Asked what thoughts come to mind when she thinks of Maddy, Klassen was overcome with emotion

. “She always shared. She was really thoughtful,” she said.

The girls cannot think about their close friend without remembering all the videos they made together.

“She liked to take charge. Everyone would have their own ideas and she would just kinda take over,” Fitzpatrick said of Maddy’s moviemaking.

In an eerie twist, Maddy co-wrote and starred in a suspense movie called, “The Stalker.”

Neither Fitzpatrick of Klassen was at the birthday party the night Maddy went missing, but about 50 others were and investigators began going at them hard.

“You spoke to every single person who had been at that party?” Van Sant asked Sgt.
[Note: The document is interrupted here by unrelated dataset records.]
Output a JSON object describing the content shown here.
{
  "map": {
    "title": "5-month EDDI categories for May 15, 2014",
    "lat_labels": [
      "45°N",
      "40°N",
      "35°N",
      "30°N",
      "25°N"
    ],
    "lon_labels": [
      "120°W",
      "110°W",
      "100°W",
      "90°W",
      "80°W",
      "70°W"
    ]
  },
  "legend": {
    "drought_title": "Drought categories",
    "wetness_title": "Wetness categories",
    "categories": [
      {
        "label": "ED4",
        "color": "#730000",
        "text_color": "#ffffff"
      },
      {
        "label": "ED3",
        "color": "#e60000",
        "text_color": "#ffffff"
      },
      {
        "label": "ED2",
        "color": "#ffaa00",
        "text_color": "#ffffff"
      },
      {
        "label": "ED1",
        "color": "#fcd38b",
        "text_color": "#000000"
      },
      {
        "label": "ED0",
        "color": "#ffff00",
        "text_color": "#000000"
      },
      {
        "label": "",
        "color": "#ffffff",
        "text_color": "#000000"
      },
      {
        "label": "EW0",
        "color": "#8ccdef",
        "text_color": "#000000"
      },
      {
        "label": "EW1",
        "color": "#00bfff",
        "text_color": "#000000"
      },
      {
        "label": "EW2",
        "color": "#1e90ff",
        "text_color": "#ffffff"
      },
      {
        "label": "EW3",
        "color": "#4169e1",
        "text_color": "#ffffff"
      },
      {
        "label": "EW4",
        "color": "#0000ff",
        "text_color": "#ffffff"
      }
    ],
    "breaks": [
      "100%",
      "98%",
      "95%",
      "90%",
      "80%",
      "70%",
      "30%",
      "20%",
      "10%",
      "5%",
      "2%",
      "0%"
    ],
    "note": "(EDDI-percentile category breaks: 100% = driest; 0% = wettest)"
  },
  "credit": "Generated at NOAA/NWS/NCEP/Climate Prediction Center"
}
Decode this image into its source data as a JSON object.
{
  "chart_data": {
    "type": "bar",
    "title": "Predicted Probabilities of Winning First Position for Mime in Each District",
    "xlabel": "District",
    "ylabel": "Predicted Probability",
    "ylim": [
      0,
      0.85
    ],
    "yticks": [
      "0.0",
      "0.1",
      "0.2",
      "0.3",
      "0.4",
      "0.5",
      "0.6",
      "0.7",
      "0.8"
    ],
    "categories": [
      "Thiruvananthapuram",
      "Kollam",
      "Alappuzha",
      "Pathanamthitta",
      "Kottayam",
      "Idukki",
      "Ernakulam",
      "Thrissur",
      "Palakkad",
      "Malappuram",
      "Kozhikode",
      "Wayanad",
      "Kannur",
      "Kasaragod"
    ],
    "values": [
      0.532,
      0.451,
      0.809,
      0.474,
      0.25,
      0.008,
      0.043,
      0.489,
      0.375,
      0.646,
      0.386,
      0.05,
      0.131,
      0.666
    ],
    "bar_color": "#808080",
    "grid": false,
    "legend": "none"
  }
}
Floyd.

“We have,” he replied. “It remains ongoing … we haven’t identified anyone that would have a grudge or had any reason to harm or cause Madison’s disappearance.”

But investigators did uncover one troubling detail: that fateful night, Maddy’s friends had left her at the lake completely alone.

“As far as she knew going there, there were other people that were going to be staying out at the lake that night,” said Constable Tom Wamsteeker.

But one by one, everyone packed up and left, including Jordy Bolduc, who had promised Maddy that she’d stay with her.

“I just can’t believe that it’s — it’s just so wrong,” said Maddy’s mom.

“People still think that I am a horrible person ’cause I left my best friend out there,” Bolduc told Van Sant. “…and people, like, yell at me and write on Facebook that I’ve killed her and I left her and I’m stupid.”

“Did the police question you?”

“Oh yeah,” she replied. “… they asked me the question several times … ‘Did you kill Maddy? Were you there when Maddy was killed?’